Sebastião subiu o barranco se arrastando como um caranguejo trôpego
Até a casa do patrão e pediu um trabalho.
O patrão olhou para aquele pedaço de pessoa e disse:
Você me serve para urubuzeiro.
(Urubuzeiro era uma tarefa de espantar urubus que atentavam nos tendais
de carne.)
trabalho de Sebastião era espantas os urubus.

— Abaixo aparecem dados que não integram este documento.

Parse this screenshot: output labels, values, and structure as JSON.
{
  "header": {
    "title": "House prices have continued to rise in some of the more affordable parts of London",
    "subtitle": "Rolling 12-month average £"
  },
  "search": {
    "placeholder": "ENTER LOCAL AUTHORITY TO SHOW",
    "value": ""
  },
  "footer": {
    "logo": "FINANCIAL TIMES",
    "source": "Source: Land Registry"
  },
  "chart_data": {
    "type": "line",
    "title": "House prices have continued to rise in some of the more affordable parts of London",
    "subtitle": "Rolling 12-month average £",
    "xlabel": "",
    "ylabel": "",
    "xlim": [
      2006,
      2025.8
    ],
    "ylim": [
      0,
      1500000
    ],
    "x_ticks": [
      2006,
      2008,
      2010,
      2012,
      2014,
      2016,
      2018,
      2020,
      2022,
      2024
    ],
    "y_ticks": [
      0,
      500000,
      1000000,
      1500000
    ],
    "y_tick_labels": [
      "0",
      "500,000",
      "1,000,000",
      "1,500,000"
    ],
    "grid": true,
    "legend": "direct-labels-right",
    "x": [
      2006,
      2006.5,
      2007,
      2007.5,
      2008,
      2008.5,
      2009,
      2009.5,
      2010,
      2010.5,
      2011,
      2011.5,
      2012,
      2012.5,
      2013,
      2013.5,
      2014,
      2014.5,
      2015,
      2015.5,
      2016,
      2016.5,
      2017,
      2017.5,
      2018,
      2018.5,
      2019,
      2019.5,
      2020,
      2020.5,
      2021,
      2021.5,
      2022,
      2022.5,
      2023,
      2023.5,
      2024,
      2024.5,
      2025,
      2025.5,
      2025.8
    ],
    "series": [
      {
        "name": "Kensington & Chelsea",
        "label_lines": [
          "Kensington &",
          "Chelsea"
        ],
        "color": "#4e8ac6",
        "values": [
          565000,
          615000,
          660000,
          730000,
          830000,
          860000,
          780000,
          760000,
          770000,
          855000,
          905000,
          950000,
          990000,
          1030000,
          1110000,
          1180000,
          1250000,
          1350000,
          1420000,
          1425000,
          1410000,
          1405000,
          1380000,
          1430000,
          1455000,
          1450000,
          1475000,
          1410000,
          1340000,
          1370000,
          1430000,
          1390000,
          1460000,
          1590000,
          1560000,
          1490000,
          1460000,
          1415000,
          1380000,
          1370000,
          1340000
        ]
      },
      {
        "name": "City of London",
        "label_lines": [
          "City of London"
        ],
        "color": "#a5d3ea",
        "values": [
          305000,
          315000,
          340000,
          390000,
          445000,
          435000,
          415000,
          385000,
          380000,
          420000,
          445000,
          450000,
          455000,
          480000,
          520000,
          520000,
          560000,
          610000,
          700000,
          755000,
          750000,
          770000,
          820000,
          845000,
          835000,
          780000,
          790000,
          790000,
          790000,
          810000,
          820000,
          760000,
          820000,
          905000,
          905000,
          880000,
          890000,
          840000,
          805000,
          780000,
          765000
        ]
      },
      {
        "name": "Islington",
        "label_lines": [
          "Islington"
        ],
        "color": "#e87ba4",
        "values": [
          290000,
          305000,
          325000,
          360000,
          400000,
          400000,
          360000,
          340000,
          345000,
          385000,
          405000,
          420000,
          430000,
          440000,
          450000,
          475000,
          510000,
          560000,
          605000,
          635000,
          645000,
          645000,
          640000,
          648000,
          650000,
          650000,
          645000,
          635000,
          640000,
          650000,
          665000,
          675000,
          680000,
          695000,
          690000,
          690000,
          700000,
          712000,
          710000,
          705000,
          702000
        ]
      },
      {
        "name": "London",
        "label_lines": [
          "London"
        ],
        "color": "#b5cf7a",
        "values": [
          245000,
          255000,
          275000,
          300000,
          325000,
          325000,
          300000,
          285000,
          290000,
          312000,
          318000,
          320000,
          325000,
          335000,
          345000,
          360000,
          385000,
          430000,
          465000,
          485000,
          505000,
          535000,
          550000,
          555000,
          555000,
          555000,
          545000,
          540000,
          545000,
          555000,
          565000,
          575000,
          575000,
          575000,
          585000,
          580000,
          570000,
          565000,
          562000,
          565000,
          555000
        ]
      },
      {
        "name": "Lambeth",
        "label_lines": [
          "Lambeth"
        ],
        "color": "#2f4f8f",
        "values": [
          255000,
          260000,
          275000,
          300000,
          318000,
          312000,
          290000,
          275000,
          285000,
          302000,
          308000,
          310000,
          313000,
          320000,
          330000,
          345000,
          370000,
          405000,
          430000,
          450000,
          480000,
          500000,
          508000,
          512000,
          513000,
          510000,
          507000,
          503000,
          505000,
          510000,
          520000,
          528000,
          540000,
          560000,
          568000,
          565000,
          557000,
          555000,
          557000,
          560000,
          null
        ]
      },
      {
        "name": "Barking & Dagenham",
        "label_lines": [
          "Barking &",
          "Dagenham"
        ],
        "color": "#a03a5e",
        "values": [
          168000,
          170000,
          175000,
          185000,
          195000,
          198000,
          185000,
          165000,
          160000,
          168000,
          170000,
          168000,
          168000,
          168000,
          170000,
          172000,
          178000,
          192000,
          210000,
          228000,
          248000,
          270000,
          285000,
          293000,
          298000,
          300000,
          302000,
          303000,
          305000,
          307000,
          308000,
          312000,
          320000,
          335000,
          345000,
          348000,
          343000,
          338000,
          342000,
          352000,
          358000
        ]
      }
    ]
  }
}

Sebastião espantava espantava espantava.
Os urubus voltavam de bandos.
Sebastião espantava espantava.
Um dia pegaram Sebastião a prosear em estrangeiro com os urubus.
Chegou que Sebastião permitiu que os urubur fizessem farra nas carnes.
Os urubus faziam farra nas carnes e conversavam em estrangeiro com
Sebastião.
Veio o patrão e mandou Sebastião para o manicômio.
No manicômio ninguém compreendia a língua de Sebastião
De forma que Sebastião despencou do seu normal
E foi encontrado na rua falando sozinho em estrangeiro.